Luego, en la parte más al sur de Martinica, varias colinas pequeñas se alzan muy próximas, aquí denominadas "lúgubres", alcanzando el punto culminante en la cima de la montaña Vauclin (504 m). Toda esta región está rodeada de hermosas playas de arena blanca, un paisaje de ensueño que nadie se mantiene insensible. La playa de Grande Anse des Salines, en el extremo sur de la isla, se ha hecho famosa en todo el mundo.

El departamento de ultramar de Guadalupe abarca una serie de islas: Grande-Terre, Basse-Terre, Marie-Galante, La Désirade, Les Saintes, Saint-Martin y Saint-Barthélemy, que sorprenden por la diversidad de sus paisajes.

Desde la escarpada costa de la Pointe de la Grande Vigie hasta las hermosas playas de arena del sur de Grande-Terre y Marie-Galante, a través del exuberante bosque del macizo de La Soufrière y los arrecifes de coral de Deshaies, encantadores pueblos criollos repartidos por las islas, Guadalupe ofrece a los visitantes sol y descanso.

Guadalupe fue apodada "isla de las hermosas aguas" por los amerindios que vivían allí, porque allí fluyen varias corrientes de agua dulce, que eran preciosas para los primeros habitantes y los colonos franceses. Estos ríos, que en algunos lugares conducen a caídas impresionantes, permitieron a los pobladores cultivar caña de azúcar, lo que hizo la riqueza de algunos y la desgracia de otros, esta cultura requirió la llegada de miles de esclavos africanos.

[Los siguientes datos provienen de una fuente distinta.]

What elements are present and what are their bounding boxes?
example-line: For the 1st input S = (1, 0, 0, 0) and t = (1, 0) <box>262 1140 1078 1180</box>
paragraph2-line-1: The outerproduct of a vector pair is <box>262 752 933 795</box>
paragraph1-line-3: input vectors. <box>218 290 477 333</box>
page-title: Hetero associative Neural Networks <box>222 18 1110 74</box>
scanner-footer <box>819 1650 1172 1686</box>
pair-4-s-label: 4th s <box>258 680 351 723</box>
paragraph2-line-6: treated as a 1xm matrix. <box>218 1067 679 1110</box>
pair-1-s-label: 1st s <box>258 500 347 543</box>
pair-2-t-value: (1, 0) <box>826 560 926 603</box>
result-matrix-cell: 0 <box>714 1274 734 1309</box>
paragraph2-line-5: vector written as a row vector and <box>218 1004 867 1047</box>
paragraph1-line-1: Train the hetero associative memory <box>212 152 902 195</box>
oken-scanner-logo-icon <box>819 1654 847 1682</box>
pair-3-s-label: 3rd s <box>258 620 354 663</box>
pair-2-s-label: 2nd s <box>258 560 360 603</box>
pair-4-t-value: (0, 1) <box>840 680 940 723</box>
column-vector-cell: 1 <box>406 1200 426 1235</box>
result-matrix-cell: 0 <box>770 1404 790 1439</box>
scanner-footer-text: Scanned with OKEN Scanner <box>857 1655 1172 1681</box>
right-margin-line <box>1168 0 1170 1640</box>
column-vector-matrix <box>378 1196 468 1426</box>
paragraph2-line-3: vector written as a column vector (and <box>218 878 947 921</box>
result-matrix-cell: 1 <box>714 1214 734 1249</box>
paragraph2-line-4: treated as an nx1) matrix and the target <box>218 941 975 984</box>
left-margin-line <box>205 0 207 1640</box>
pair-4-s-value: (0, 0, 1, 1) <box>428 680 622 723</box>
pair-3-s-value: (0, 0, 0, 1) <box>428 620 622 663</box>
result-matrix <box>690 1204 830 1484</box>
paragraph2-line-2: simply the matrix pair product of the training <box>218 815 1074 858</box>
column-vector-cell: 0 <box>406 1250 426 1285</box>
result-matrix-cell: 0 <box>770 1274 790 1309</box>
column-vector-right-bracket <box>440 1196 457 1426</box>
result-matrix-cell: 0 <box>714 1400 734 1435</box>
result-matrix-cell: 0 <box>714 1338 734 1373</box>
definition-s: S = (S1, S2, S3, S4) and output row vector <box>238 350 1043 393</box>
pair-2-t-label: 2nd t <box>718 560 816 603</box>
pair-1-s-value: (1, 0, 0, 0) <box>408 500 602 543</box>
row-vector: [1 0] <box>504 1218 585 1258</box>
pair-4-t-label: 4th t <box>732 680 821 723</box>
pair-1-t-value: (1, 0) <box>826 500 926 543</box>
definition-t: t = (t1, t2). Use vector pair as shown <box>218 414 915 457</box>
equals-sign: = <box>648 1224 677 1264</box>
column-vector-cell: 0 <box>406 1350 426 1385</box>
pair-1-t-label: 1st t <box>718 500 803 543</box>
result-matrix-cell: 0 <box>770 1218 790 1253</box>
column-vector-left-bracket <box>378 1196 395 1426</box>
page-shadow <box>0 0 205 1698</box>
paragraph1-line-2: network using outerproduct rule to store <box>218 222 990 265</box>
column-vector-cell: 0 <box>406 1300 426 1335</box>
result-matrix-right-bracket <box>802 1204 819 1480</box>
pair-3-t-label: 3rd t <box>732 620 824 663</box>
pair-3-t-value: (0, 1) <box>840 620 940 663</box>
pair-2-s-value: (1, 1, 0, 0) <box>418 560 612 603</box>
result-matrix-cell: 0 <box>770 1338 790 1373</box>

Primero poblada por los indios del Caribe, que fueron expulsados ​​de las islas, la población de Guadalupe es el resultado de un proceso lento de mezcla entre franceses y africanos. Estos recién llegados se llevaron sus costumbres y tradiciones, y su reunión permitió el surgimiento de una cultura criolla, que descubrimos con deleite.